Using the dumpster example, if you pay $500 per month for the dumpster to remain on site for 4 months and $1000 for pickup of debris and removal of dumpster in the 5th month, beginning in December:
December's entry:
Prepaid expense 2,500
Debris removal 500
Checking 3,000
January - March entry
Debris removal 500
Prepaid expense 500
April entry
Debris removal 1000
Prepaid expense 1000
Prepaid expenses represent what your vendor owes you, in this case, the obligation to leave a dumpster at your site until April. The decision to not invoice the customer until the end of the project is a separate issue and may be something you want to revisit in the future... if the hit to cash is a pain point, and if your own CPA/tax preparer determines that income should be recognized as work progresses, even before it is billed (more accrual basis accounting).
Correct me if I'm wrong but, under the IRS's "12-month rule", there's no need to capitalize this expense (create a prepaid expense asset on the balance sheet).

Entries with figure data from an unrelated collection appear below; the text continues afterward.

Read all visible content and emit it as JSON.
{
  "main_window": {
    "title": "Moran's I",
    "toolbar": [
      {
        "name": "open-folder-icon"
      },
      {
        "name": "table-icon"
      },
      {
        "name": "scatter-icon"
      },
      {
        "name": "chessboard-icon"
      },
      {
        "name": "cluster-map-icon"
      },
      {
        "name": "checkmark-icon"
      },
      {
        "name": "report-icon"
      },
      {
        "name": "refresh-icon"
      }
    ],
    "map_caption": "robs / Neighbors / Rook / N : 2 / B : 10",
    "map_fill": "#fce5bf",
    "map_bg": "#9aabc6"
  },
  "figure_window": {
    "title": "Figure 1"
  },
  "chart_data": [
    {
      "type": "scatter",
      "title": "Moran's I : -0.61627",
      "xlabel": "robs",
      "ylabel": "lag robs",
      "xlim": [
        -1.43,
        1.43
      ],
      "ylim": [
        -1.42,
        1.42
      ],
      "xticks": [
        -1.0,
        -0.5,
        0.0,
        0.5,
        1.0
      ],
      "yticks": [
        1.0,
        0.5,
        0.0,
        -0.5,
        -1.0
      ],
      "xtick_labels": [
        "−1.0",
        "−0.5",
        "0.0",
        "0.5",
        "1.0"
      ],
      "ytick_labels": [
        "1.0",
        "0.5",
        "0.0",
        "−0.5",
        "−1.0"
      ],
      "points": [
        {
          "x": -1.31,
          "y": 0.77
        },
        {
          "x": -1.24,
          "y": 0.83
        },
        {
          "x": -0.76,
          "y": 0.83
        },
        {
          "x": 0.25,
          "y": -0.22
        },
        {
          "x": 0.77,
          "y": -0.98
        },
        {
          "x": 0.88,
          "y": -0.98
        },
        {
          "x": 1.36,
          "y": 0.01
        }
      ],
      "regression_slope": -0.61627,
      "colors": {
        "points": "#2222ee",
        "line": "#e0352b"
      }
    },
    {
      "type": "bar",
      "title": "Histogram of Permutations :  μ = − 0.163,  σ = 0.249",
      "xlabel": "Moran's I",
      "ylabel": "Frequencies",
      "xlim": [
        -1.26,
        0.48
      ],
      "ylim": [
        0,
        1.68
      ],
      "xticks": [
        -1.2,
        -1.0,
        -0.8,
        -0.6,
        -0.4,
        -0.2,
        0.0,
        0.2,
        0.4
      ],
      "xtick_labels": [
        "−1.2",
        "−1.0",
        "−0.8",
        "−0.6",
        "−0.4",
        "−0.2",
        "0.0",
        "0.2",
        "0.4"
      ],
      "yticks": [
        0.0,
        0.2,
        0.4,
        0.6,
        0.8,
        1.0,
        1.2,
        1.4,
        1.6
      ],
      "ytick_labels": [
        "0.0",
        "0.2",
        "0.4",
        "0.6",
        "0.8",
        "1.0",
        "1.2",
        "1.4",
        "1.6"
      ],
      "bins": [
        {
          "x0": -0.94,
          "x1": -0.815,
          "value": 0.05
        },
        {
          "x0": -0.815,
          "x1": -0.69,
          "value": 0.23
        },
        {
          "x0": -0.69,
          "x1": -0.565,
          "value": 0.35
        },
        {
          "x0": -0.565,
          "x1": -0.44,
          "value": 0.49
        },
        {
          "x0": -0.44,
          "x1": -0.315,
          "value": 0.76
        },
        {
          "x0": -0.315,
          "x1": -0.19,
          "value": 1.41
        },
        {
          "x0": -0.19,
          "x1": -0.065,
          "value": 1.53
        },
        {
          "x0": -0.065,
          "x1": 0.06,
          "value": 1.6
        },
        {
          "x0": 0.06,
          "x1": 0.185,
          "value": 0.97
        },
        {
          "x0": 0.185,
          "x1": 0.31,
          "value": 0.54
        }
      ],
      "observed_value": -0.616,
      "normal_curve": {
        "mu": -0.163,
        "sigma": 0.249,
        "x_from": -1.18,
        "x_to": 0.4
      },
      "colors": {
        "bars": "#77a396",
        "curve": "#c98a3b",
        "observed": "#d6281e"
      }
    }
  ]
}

It can be fully expensed when paid in 2021. Under the 12-month rule, a taxpayer is not required to capitalize amounts paid to create benefits for the taxpayer that do not extend beyond the earlier of: 1) 12 months after the right or benefit begins or 2) The end of the tax year after the tax year in which the payment is made (2022).
If you need to create GAAP-compliant financial statements (you most likely don't), then capitalizing is correct, but for tax accounting, you can deduct it fully in 2021.
What an excellent comment! Exactly why @sward123 and everyone else using this forum should bring any info obtained here to their own trusted CPA/tax pro. There's no way to discern the type of compliance that these business owners must answer to when they pose a question here. Most of the time, we aren't even told the type of business entity, only the Intuit product they're working with. I was trying to start with the very basics, to determine if an upfront payment could be considered a prepaid expense because the business owner seemed to be wanting to consider it that way. If it's not required, but it's also not prohibited, there's your gray area, and where the business owner has a choice.